Termintipp Nr. 3/10 vom 5. Februar 2010
Besteht eine Bedarfsgemeinschaft auch bei einer "Versorgungsehe"?
Der 4. Senat des Bundessozialgerichts wird am Donnerstag, dem 18. Februar 2010 um 11.45 Uhr, im Elisabeth-Selbert-Saal I im Verfahren B 4 AS 49/09 R darüber zu entscheiden haben, ob ‑ wegen des Bestehens einer Bedarfsgemeinschaft ‑ das Einkommen eines Ehepartners auch dann berücksichtigt werden kann, wenn beide Eheleute bereits bei der Eheschließung vereinbart haben, eine Ehe ohne räumlichen Lebensmittelpunkt (gemeinsame Wohnung) zu führen.

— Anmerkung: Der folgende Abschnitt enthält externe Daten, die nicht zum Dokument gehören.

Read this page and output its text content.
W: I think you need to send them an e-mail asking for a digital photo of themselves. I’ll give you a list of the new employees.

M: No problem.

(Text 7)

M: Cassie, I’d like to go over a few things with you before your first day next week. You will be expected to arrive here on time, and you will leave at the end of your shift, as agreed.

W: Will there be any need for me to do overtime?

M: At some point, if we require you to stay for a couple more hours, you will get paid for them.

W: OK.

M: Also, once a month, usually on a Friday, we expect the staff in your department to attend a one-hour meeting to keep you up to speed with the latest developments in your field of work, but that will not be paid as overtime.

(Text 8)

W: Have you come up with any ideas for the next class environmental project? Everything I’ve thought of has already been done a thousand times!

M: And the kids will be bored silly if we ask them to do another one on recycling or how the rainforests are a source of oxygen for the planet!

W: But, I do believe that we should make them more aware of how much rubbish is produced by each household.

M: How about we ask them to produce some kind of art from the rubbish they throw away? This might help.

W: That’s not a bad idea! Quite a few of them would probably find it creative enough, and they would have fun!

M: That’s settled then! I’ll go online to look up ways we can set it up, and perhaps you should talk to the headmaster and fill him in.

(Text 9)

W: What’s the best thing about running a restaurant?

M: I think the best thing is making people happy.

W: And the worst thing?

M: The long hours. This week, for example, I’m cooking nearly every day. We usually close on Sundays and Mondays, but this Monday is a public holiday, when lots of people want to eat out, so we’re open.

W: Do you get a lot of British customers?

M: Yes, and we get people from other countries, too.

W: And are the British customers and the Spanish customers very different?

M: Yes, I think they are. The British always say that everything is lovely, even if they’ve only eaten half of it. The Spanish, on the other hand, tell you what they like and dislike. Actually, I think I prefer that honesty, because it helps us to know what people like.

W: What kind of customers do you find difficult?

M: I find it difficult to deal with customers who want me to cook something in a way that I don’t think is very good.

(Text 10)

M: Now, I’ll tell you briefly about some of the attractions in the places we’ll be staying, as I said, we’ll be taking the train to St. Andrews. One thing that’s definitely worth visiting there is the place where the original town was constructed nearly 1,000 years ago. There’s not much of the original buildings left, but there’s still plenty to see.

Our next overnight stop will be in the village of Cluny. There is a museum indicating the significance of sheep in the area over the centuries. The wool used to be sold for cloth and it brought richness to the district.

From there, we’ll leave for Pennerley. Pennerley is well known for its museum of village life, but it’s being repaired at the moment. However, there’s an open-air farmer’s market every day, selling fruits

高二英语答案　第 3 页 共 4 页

Die 1954 geborene Klägerin stand im Bezug von Arbeitslosengeld II. Sie heiratete im Januar 2005 den 1936 geborenen H.-L. M. Die Eheleute lebten auch nach der Eheschließung in ihren bisherigen Wohnungen, führten getrennte Haushalte und vereinbarten eine Gütertrennung. Die Klägerin verbrachte ‑ wie bisher ‑ drei bis viermal in der Woche vormittags die Zeit bei ihrem Ehemann mit Gesprächen, Spaziergängen und Fernsehen. Gelegentlich wurden gemeinsame Mahlzeiten eingenommen. Die Beklagte hob die laufende Bewilligung von SGB II-Leistungen auf, weil sich unter Berücksichtigung der Pension des Ehemannes ein einzusetzendes Einkommen ergebe, welches den Bedarf der Eheleute nach dem SGB II übersteige. Widerspruch und Klage hatten keinen Erfolg. Das Landessozialgericht hat das klageabweisende Urteil des Sozialgerichts geändert und den angefochtenen Bescheid aufgehoben. Durch die Heirat sei keine Änderung in den tatsächlichen Verhältnissen eingetreten. Trotz der Eheschließung bilde die Klägerin mit ihrem Ehemann keine Bedarfsgemeinschaft, weil sie von ihm dauernd getrennt lebe.
Die Beklagte trägt zur Begründung ihrer Revision vor, es sei die hier vorliegende besondere Gestaltungsform der Ehe, in der eine häusliche Gemeinschaft zwischen den Eheleuten von vornherein nicht bestanden habe, zu berücksichtigen.